-
Notifications
You must be signed in to change notification settings - Fork 1
Description
The developer list archives go back to 1998:
https://listarchives.boost.org/Archives/boost/
However the mm3 import process utilizes the .mbox files which only went to 2004.
The mm3 import process doesn't use the mm2 archives but is based on the .mbox file format. Multiple sources of the same data.
How could messages from 1998 be imported?
Design and run an intermediate script that ingests "archives" and constructs a new mbox file.
Then import the mbox file.
Pay special attention to UTF-8 characters, foreign letters, and include additional processing that converts these letters back to the necessary format so that when an mbox gets imported the letters will render correctly. What we observed is the historical *.mbox files were ok, but the "archives" had become garbled.

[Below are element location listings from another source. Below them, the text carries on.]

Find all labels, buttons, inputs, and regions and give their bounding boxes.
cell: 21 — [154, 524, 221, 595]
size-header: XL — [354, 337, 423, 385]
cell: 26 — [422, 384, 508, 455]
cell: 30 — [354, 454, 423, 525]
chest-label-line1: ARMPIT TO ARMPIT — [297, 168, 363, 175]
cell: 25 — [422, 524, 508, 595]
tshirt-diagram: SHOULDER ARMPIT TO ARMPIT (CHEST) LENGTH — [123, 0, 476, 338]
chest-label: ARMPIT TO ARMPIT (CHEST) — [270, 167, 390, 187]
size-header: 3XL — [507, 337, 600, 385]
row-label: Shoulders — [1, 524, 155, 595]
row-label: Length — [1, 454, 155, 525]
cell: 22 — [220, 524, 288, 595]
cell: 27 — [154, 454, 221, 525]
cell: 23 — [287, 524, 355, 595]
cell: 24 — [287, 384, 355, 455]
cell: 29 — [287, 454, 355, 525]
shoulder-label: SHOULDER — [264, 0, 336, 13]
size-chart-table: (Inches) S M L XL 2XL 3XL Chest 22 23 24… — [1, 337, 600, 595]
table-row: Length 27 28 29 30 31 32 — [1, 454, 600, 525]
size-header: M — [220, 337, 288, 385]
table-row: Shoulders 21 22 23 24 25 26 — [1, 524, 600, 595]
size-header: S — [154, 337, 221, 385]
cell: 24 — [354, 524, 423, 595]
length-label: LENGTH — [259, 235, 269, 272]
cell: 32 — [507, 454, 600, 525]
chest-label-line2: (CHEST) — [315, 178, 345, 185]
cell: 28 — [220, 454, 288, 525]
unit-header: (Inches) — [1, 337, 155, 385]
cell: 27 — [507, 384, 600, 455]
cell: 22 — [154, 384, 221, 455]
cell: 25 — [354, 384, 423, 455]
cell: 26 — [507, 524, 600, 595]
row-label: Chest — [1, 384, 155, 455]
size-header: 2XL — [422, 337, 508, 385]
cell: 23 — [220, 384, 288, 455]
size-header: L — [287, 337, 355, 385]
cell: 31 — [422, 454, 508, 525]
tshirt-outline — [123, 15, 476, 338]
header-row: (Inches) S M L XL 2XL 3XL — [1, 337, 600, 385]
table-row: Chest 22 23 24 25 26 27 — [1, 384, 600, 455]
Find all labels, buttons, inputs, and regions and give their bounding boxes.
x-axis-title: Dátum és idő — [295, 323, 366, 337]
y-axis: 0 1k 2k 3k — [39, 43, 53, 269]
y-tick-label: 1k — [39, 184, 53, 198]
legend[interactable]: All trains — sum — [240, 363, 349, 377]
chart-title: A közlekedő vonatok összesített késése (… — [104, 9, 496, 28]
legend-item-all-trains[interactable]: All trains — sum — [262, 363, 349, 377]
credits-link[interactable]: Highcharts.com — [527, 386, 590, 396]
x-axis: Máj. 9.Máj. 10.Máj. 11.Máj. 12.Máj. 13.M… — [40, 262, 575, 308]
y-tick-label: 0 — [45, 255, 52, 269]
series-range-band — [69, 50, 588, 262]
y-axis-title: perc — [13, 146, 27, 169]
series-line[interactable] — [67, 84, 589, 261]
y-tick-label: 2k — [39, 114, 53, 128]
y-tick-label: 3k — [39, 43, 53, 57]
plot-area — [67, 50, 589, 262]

Examining the source *.mbox files from wowbagger, and also the generated "Download" mbox files from the new hyperkitty, both of those seem to output UTF characters in this way:
Congratulations to Joaqu=C3=ADn
However, the earlier mm2 html archives (not mbox) contain:
2025/05/259631.php:<p>Congratulations to Joaquín on an outstanding contribution, and my genuine
Notice the difference.
That means when parsing Joaquín it should most likely be converted to Joaqu=C3=ADn in the new mbox file. It's also conceivable that Joaquín could be converted to Joaquín, however that would need to be carefully tested because it doesn't match the format of mm2 mbox or mm3 (hyperkitty) mbox. What is known to work is Joaqu=C3=ADn.